Depuis qu'Investissement Québec a absorbé les activités et les actifs de la Société générale de financement (SGF), en 2011, la situation s'est considérablement détériorée. Mis à part l'exercice 2012-2013, IQ n'a jamais été en mesure d'atteindre les cibles de rentabilité qui avaient été fixées.

Le coût moyen d'emprunt du gouvernement au cours des cinq dernières années a été de 4 % par année. Comme IQ profite de fonds propres de 2,5 milliards, l'institution aurait dû générer des profits d'au moins 100 millions par année, ce qu'elle a été incapable de faire au cours des cinq années.
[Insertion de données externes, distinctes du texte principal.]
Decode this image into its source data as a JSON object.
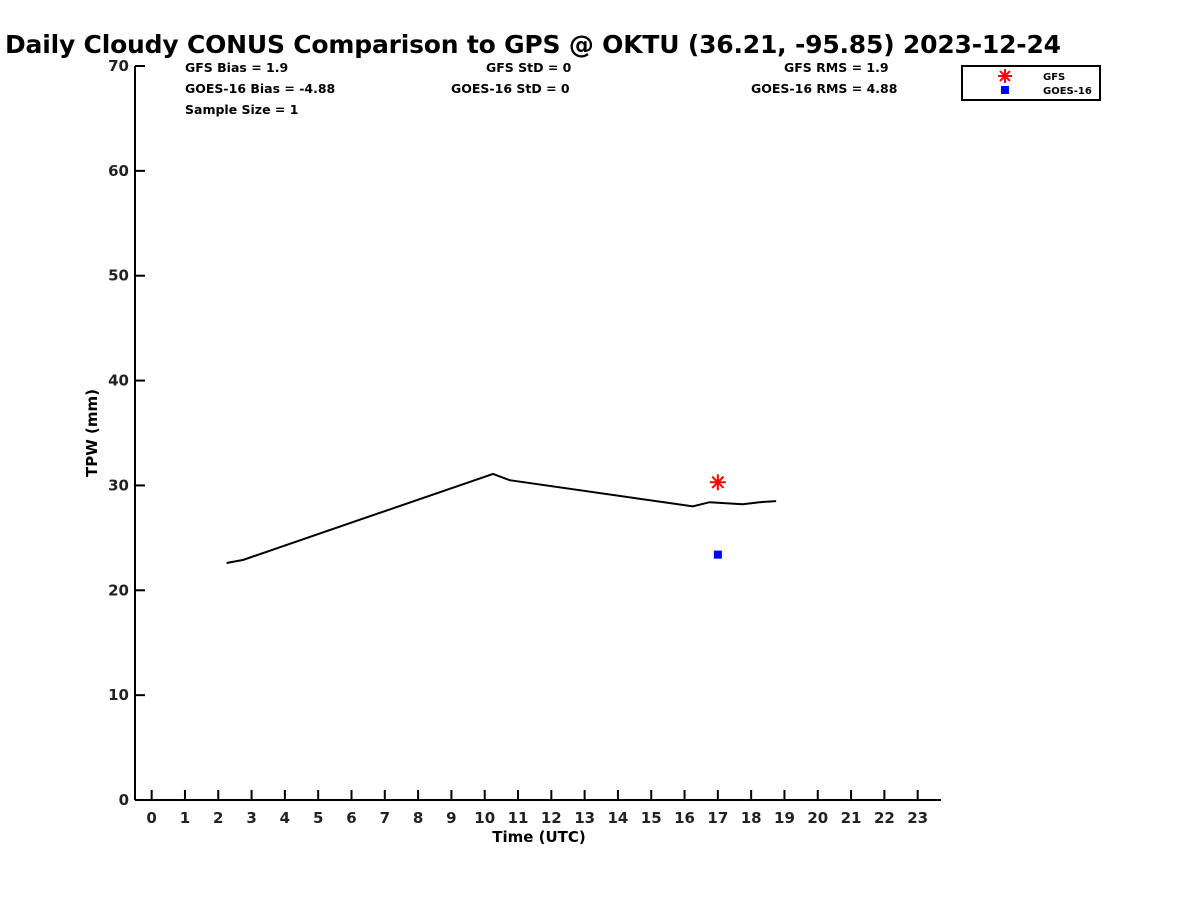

L'intégration de la SGF n'a pas généré les économies d'échelle souhaitées et le mariage des deux approches d'investissement a mis du temps à vraiment se fondre en une entité cohérente.
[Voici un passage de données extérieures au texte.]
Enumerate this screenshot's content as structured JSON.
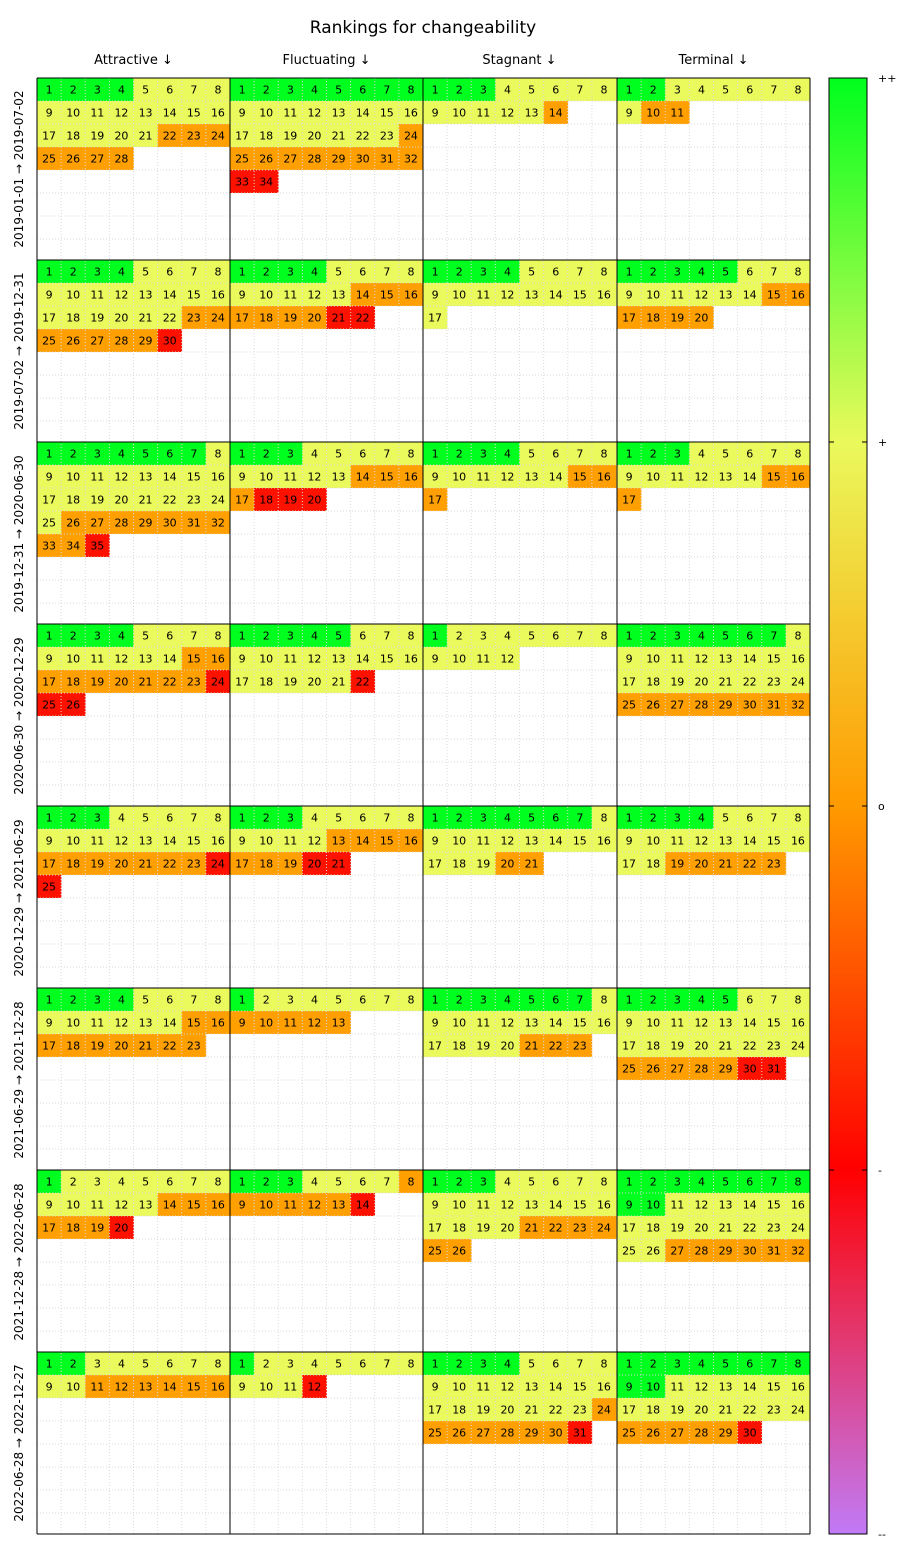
{
  "title": "Rankings for changeability",
  "columns": [
    "Attractive ↓",
    "Fluctuating ↓",
    "Stagnant ↓",
    "Terminal ↓"
  ],
  "periods": [
    "2019-01-01 → 2019-07-02",
    "2019-07-02 → 2019-12-31",
    "2019-12-31 → 2020-06-30",
    "2020-06-30 → 2020-12-29",
    "2020-12-29 → 2021-06-29",
    "2021-06-29 → 2021-12-28",
    "2021-12-28 → 2022-06-28",
    "2022-06-28 → 2022-12-27"
  ],
  "colorbar": {
    "labels": [
      "++",
      "+",
      "o",
      "-",
      "--"
    ],
    "stops": [
      "#00ff1e",
      "#eaf95c",
      "#ff9a00",
      "#ff0000",
      "#c17af6"
    ]
  },
  "legend_colors": {
    "G": "#00ff1e",
    "Y": "#eaf95c",
    "O": "#ffa000",
    "R": "#ff1100"
  },
  "chart_data": {
    "type": "heatmap",
    "title": "Rankings for changeability",
    "description_of_cells": "each cell holds a rank number; the code string gives one color category per rank in order (G = ++, Y = +, O = o, R = -)",
    "cells": [
      [
        "GGGGYYYYYYYYYYYYYYYYYOOOOOOO",
        "GGGGGGGGYYYYYYYYYYYYYYYOOOOOOOOORR",
        "GGGYYYYYYYYYYO",
        "GGYYYYYYYOO"
      ],
      [
        "GGGGYYYYYYYYYYYYYYYYYYOOOOOOOR",
        "GGGGYYYYYYYYYOOOOOOORR",
        "GGGGYYYYYYYYYYYYY",
        "GGGGGYYYYYYYYYOOOOOO"
      ],
      [
        "GGGGGGGYYYYYYYYYYYYYYYYYYOOOOOOOOOR",
        "GGGYYYYYYYYYYOOOORRR",
        "GGGGYYYYYYYYYYOOO",
        "GGGYYYYYYYYYYYOOO"
      ],
      [
        "GGGGYYYYYYYYYYOOOOOOOOORRR",
        "GGGGGYYYYYYYYYYYYYYYYR",
        "GYYYYYYYYYYY",
        "GGGGGGGYYYYYYYYYYYYYYYYYOOOOOOOO"
      ],
      [
        "GGGYYYYYYYYYYYYYOOOOOOORR",
        "GGGYYYYYYYYYOOOOOOORR",
        "GGGGGGGYYYYYYYYYYYYOO",
        "GGGGYYYYYYYYYYYYYYOOOOO"
      ],
      [
        "GGGGYYYYYYYYYYOOOOOOOOO",
        "GYYYYYYYOOOOO",
        "GGGGGGGYYYYYYYYYYYYYOOO",
        "GGGGGYYYYYYYYYYYYYYYYYYYOOOOORR"
      ],
      [
        "GYYYYYYYYYYYYOOOOOOR",
        "GGGYYYYOOOOOOR",
        "GGGYYYYYYYYYYYYYYYYYOOOOOO",
        "GGGGGGGGGGYYYYYYYYYYYYYYYYOOOOOO"
      ],
      [
        "GGYYYYYYYYOOOOOO",
        "GYYYYYYYYYYR",
        "GGGGYYYYYYYYYYYYYYYYYYYOOOOOOOR",
        "GGGGGGGGGGYYYYYYYYYYYYYYOOOOOR"
      ]
    ]
  }
}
Mais au-delà de la cohésion au sein de la structure de l'institution, le vrai problème chez Investissement Québec, c'est la cohérence dans son opération quotidienne d'investissement.

La fonction première de la société d'État est d'épauler les entreprises qui ont des projets d'investissement et des besoins de capitaux en leur offrant des prêts, des garanties de prêts ou des prises de participation à leur capital.

Toutes ces activités de banquier d'affaires sont financées à même les fonds propres d'Investissement Québec, dont la politique d'investissement a plafonné à 100 millions la limite de financement pour une même entreprise.

IQ a cependant hérité d'un autre mandat, soit celui d'administrer le Fonds de développement économique du gouvernement, qui vise à permettre la réalisation de projets économiques structurants avec sensiblement les mêmes outils : prêts, garanties de prêt, capital-actions et aussi la possibilité d'octroyer des subventions.

On observe depuis quelques années un rapprochement inquiétant entre ces deux fonctions qui devraient pourtant rester bien distinctes chez IQ.

Lorsqu'IQ décide d'investir dans une entreprise, elle le fait après que ses spécialistes ont réalisé une étude étoffée de l'entreprise, de ses besoins, du marché, de la concurrence. Il y a bien sûr une prise de risque, mais qui a été calculée.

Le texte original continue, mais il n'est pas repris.